Five Labour MPs abandon plans to overturn court ruling

130,000 new members of the UK's Labour party are barred from voting in leadership contest

Jeremy Corbyn watches Owen Smith speak during the first Labour Leadership debate | Photo: PA Images

Five Labour supporters have abandoned their attempt to overturn a court ruling which has barred 130,000 new members from voting in the party's upcoming leadership contest.

The group said it would cost £1,000 to get their case heard by the Supreme Court - on top of the more than £80,000 in legal fees and costs they have already had to pay.

Last Monday, the five campaigners had won a High Court battle against Labour's ruling body, paving the way for all members who joined after 12 January to vote in next month's election between Jeremy Corbyn and Owen Smith.

But days later, the Court of Appeal overturned that judgment - backing the National Executive Committee's decision to only afford a ballot paper to members who paid a £25 fee over a special 48-hour period.

It is thought that many of those 130,000 members would have voted for Mr Corbyn, meaning their exclusion could benefit Mr Smith.

Lawyers for the five - Christine Evangelou, Hannah Fordham, Chris Granger, Rev Edward Leir and an unnamed teenager - had argued the NEC had no power to retrospectively freeze voting rights.

The Supreme Court was reportedly making urgent arrangements to interrupt its summer recess so five justices could hear the case.

In a message posted on the crowdfunding website where the group had raised more than £93,000 to put towards legal fees, Ms Fordham said: "This has been an odd, emotional rollercoaster of a week for us all.

"Thank you for supporting us through this, it's been a huge help to see how many of you care deeply about this unfair and unjust situation."

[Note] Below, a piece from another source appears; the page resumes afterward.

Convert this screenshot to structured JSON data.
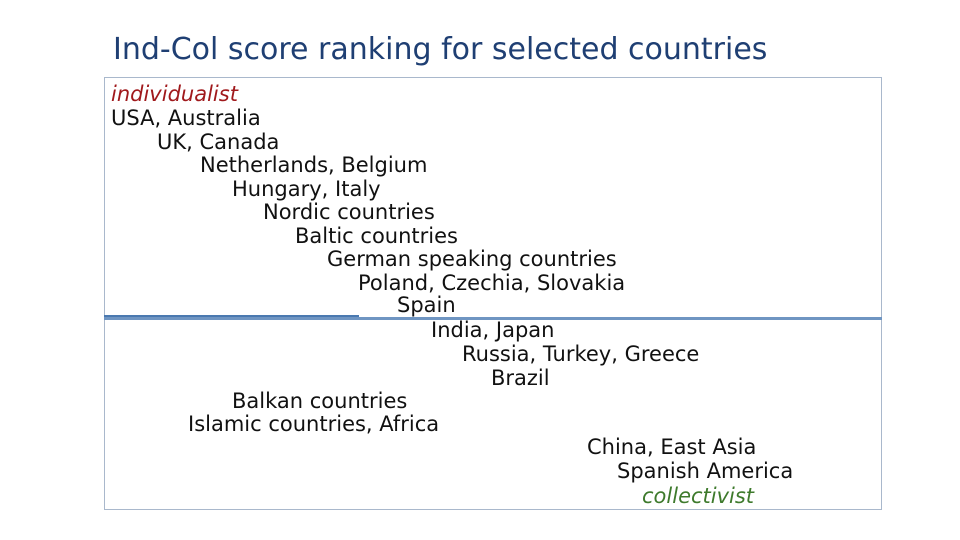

She said that their case was not in vain, as although votes for all "disenfranchised" members were not reclaimed, the challenge had sparked important conversations about the NEC's role.

A spokesman for Mr Corbyn's campaign praised the group's efforts, adding: "The strength of solidarity shown to the five claimants campaigning for the democratic rights of their fellow Labour Party members has been truly remarkable."

Mr Corbyn appears to be in high spirits and optimistic of a Labour government after the next election.